Significativi furono gli interventi del leader democristiano e di quello comunista alle sedute plenarie dell’Assemblea Costituente dal 4 al 25 marzo 1947. Cioè quelle che hanno preceduto il voto sull’articolo 7. Ma bisogna anche risalire alle discussioni
preparatorie. Quelle che hanno preso le mosse dalla prima sottocommissione (sedute del 21 novembre e 18 dicembre 1946). Passate attraverso la commissione dei Settantacinque (seduta del 23 gennaio 1947). E solo alla fine approdate all’assemblea plenaria.

Approssimazioni

“Gli articoli del progetto di Costituzione sottoposto all’approvazione dell’assemblea non sono usciti tutti in un colpo- sottolineò il politico e intellettuale del Partito d’Azione, Piero Calamandrei-. Da un’unica ispirazione. E da un proposito concorde. Ma sono stati faticosamente aggiustati uno ad uno. Per graduali approssimazioni. Attraverso una serie di contrasti, di adattamenti e di ritocchi. Fino a trovare il punto di incontro. Ossia un equilibrio tra esigenze e ideologie divergenti e spesso antitetiche”. La discussione dalla quale è nata, nella prima sottocommissione, la formula dell’articolo 5 (che è poi passata quasi immutata nell‘articolo 7 della Costituzione) viene riportata nei resoconti parlamentari in modo essenziale.
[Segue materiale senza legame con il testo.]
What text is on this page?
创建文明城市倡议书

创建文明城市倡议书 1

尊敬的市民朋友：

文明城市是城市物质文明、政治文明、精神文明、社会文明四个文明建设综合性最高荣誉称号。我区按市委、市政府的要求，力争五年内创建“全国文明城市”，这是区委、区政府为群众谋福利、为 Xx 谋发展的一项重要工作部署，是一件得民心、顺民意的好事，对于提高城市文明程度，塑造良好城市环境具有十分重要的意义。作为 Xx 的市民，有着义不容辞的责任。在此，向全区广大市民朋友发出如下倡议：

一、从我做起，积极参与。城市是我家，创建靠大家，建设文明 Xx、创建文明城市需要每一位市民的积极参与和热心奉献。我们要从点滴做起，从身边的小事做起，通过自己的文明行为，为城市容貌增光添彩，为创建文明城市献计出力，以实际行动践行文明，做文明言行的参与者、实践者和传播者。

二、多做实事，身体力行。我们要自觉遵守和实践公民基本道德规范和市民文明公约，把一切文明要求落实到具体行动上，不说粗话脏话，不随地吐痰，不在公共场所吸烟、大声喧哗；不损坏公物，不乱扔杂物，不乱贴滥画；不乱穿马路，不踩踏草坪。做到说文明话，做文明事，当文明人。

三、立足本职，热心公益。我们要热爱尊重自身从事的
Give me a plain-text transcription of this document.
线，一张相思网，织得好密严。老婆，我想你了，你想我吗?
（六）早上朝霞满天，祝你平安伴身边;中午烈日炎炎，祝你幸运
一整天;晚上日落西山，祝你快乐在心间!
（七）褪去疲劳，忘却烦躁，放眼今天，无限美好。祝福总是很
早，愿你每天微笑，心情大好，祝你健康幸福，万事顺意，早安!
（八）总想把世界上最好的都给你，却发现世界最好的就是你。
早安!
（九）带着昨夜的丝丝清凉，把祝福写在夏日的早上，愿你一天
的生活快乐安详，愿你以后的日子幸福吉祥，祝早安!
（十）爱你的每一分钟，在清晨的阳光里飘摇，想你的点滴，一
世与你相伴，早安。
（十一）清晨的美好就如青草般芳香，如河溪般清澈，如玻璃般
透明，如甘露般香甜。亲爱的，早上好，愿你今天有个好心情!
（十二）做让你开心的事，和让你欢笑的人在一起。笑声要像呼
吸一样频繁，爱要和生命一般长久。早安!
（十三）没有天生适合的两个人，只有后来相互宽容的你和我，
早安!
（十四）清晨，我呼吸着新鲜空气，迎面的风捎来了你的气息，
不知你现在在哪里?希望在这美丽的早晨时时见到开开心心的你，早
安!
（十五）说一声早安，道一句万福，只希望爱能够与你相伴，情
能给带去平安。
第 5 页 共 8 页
Ossia quale “discussione sullo Stato come ordinamento giuridico e i suoi rapporti con gli altri ordinamenti”. 

Il ruolo di Moro e Dossetti

“Ma in realtà il “punctum pruriens” che si nascondeva dietro questa intitolazione anodina era quello delle relazioni tra Stato e Chiesa- puntualizzò Calamandrei-. E proprio in vista di questa questione scottante la Democrazia Cristiana aveva abilmente concentrato in questa prima sotto-commissione, composta in tutto di 18
deputati, i suoi rappresentanti più qualificati. Per destrezza parlamentare, come il presidente della stessa sotto-commissione l’avvocato Umberto Tupini. O per dottrina giuridica e fervore religioso. Come i professori Giuseppe Dossetti, Giorgio
La Pira, Aldo Moro e Carmelo Caristia”. Una lezione valida ancora oggi.